US Supreme Court to Deal with the Patent Enablement Standard


Emily XiangEmily Xiang is an IPilogue Writer, a Senior Fellow with the IP Innovation Clinic, and a 3L JD Candidate at Osgoode Hall Law School.


For the first time in decades, the US Supreme Court will engage with enablement in patent applications. On November 4th, 2022, the Supreme Court granted certiorari to review the Federal Circuit’s decision in Amgen v Sanofi, against the recommendation of the US government. Specifically, Amgen seeks to appeal a decision from the Federal Circuit, in which the court found Amgen’s patents invalid for lack of enablement. 

The requirement of enablement in US patent law is codified in 35 USC s. 112, which requires that the specification of a patent application “enable any person skilled in the art…to make and use” the invention in question. The issue at hand in Amgen v Sanofi is whether this statutory requirement governs enablement (that the specification teaches those skilled in the art to “make and use” the claimed invention) or whether it must instead enable those skilled in the art “to reach the full scope of the claimed embodiments” without “undue experimentation” (characterized by substantial “time and effort”). 

In 2014, Amgen sued Sanofi for infringing on its patents concerning drugs for lowering cholesterol. The genus patents specifically cover monoclonal antibodies that bind to the PCSK9 protein in the body. The patents disclose the amino acid sequences for 26 antibodies that bind to one or more of 15 residues found on the PCSK9 protein. Importantly, the claims at issue are considered functional ones, in which the antibodies are not claimed based on their structural components but rather on what they do. 

On January 3rd, 2023, many interested parties submitted amicus briefs to offer the Supreme Court their take on the issue to be considered. For instance, in a brief submitted by a group of intellectual property professors, it was argued that the Federal Circuit’s standard imposes “an impossible burden” on patentees and that such a decision represents “a categorical shift in thinking away from teaching the PHOSITA and towards a precise delineation of the boundaries of the claim”. The professors further submitted that such a heightened requirement would be especially burdensome for patentees seeking to protect their innovations in the fields of chemistry and the life sciences, as “a chemical genus with any decently large number of species will never be able to satisfy the new enablement standard”. 

Other parties in support of Amgen presented some other reasons as well.

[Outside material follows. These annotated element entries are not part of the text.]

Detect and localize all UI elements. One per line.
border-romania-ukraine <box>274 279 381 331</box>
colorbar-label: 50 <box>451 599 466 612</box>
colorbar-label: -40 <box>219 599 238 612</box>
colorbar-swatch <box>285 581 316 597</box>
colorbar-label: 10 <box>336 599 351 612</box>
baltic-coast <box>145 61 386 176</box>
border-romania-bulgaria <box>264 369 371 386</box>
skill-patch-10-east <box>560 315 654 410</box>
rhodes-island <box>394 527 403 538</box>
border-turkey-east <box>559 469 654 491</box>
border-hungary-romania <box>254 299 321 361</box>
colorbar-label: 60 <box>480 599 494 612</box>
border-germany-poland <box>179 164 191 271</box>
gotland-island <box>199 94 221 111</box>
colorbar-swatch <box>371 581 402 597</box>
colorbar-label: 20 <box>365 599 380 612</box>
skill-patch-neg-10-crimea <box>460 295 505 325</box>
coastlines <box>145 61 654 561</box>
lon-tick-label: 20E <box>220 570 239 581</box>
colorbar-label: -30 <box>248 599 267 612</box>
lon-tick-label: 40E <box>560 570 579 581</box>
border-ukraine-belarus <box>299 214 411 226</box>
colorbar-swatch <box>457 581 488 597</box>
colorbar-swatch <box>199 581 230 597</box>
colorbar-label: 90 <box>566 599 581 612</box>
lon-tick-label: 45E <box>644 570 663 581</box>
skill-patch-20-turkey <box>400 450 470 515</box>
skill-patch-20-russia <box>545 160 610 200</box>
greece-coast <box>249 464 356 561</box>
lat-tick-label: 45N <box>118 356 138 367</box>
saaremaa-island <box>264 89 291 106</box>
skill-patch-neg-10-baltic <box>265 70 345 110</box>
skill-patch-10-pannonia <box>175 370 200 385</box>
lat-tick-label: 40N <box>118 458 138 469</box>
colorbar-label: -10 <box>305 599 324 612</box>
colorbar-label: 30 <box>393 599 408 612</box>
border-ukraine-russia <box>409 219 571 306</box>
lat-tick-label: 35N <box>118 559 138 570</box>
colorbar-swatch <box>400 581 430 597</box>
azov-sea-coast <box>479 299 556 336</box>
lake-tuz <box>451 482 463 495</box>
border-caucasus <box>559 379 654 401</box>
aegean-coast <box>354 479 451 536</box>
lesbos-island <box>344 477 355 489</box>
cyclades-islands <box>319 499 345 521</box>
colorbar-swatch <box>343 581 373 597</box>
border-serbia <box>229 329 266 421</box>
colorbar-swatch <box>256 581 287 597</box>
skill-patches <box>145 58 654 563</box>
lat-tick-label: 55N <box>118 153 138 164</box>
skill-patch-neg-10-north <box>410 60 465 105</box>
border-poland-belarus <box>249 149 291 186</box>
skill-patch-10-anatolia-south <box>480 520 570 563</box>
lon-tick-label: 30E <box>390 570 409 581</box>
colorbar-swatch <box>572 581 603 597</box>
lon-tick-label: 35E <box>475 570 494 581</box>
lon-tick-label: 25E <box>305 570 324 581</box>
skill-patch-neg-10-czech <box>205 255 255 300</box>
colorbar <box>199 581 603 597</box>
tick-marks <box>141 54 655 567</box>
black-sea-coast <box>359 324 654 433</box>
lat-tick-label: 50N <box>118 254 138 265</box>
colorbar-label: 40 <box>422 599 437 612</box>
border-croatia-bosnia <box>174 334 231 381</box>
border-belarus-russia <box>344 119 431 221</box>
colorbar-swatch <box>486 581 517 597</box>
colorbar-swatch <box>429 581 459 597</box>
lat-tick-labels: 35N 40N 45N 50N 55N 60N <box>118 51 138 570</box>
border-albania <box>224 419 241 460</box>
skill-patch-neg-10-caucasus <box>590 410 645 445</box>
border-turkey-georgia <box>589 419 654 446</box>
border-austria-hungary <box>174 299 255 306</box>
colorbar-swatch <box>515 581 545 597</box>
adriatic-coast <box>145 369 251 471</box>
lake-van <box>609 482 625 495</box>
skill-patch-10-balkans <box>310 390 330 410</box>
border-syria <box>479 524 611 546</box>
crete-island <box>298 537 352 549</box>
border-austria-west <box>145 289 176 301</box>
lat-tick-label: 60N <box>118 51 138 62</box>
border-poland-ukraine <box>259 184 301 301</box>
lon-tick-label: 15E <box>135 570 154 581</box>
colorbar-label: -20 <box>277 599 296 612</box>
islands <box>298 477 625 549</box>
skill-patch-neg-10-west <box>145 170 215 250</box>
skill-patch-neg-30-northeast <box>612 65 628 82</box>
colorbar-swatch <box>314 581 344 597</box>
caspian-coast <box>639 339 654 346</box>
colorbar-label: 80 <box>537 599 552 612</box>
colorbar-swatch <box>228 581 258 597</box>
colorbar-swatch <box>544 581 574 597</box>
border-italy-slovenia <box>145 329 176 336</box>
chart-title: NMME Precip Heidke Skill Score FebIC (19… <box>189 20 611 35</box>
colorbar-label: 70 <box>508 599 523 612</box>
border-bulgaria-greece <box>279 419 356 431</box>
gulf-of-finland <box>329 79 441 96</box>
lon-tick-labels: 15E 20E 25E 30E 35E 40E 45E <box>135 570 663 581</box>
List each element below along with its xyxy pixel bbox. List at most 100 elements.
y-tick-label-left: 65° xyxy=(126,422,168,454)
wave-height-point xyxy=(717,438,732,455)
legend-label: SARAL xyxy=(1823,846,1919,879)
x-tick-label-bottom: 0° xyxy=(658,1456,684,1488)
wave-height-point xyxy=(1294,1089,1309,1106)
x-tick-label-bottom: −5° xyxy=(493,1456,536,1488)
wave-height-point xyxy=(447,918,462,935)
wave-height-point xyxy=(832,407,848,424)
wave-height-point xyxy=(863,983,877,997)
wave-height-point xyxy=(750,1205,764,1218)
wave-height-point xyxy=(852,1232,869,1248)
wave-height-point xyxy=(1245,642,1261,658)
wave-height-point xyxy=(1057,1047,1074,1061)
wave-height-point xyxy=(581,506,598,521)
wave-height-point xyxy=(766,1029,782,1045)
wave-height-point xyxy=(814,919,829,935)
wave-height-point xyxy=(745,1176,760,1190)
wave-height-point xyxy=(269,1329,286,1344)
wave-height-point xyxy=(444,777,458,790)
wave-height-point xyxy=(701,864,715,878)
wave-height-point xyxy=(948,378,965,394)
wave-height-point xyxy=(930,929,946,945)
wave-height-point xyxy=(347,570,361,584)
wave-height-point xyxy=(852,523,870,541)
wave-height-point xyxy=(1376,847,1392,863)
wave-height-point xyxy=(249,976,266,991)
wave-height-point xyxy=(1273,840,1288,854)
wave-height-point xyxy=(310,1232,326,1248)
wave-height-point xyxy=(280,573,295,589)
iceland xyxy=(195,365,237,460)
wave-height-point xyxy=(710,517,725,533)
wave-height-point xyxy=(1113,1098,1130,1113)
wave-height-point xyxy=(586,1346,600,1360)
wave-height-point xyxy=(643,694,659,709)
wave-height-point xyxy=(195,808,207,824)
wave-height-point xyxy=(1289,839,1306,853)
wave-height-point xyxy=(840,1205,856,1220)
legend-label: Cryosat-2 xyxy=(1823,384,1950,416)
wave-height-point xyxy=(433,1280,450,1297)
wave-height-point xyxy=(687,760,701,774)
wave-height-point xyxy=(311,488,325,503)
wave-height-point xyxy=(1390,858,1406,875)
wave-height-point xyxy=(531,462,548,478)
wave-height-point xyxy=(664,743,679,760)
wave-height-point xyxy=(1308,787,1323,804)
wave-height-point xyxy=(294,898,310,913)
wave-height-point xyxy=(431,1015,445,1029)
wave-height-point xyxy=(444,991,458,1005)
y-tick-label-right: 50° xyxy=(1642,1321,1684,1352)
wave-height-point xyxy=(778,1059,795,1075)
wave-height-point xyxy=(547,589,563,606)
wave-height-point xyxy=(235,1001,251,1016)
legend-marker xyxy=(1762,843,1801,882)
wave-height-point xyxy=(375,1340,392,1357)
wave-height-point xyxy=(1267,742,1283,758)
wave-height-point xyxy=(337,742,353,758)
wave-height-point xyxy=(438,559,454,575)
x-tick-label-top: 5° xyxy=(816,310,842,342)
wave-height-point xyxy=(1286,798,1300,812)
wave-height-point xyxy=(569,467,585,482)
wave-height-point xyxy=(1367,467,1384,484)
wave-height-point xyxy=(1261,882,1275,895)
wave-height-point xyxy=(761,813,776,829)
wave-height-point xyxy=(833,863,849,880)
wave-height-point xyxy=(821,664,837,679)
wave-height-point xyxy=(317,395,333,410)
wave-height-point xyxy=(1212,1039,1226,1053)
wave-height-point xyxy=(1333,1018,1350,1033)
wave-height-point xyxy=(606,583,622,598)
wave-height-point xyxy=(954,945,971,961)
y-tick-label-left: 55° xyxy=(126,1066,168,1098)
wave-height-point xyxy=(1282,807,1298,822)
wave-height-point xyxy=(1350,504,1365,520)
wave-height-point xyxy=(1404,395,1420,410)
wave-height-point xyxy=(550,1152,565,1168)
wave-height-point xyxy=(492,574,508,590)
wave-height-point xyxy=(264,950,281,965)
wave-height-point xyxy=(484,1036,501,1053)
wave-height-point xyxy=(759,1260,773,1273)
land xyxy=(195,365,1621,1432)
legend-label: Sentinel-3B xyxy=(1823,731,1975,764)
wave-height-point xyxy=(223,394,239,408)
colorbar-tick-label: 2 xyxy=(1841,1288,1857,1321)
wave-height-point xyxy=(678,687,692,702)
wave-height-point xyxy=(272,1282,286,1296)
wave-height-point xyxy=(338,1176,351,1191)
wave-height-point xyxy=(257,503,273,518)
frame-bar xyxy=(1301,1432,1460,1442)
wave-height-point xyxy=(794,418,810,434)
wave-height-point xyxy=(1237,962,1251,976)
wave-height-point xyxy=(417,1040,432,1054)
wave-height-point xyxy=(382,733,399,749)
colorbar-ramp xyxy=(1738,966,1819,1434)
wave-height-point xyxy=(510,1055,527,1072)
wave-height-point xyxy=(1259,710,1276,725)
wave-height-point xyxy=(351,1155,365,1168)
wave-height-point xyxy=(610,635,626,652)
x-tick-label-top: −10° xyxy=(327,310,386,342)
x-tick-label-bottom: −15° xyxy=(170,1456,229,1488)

In their amicus brief, the National Association of Patent Practitioners (NAPP) stated that the court’s reasoning “leaves patent practitioners guessing about how to advise client-inventors regarding the extent of disclosure required”. The Alliance of US Start-ups and Inventors for Jobs (USIJ), together with the Innovation Alliance, warned of the adverse impact that the new enablement requirement might have on the effectiveness of patent incentives for investors to contribute towards research and development, especially in the case of startups and smaller companies.

Moreover, the Chemistry and the Law Division of the American Chemical Society (CHAL) has filed a motion for leave to participate in oral argument, claiming a “paramount and unique institutional interest and perspective” – that is, the perspective of individuals and companies working in the chemical, pharmaceutical, and biotechnology fields. CHAL asserts that the Federal Circuit’s enablement standard potentially jeopardizes the benefits of many modern innovations and that adhering to the plain meaning of 35 USC s. 112 should continue to be the prevailing approach.

The Supreme Court’s decision regarding the enablement standard for functional claims could also have wide-reaching implications that spill over into other fields, such as technology and computer-implemented inventions. By too narrowly focusing on the “full scope of the claim” and “undue experimentation” instead of on what those skilled in the art could determine from the specification, it is unclear how broader claims for AI inventions (such as those that describe the desired result to be achieved by the AI rather than its structural components or any specific software solutions) might fare in the face of such a standard. 

Amgen v Sanofi is scheduled to be heard by the US Supreme Court in the upcoming Spring Term.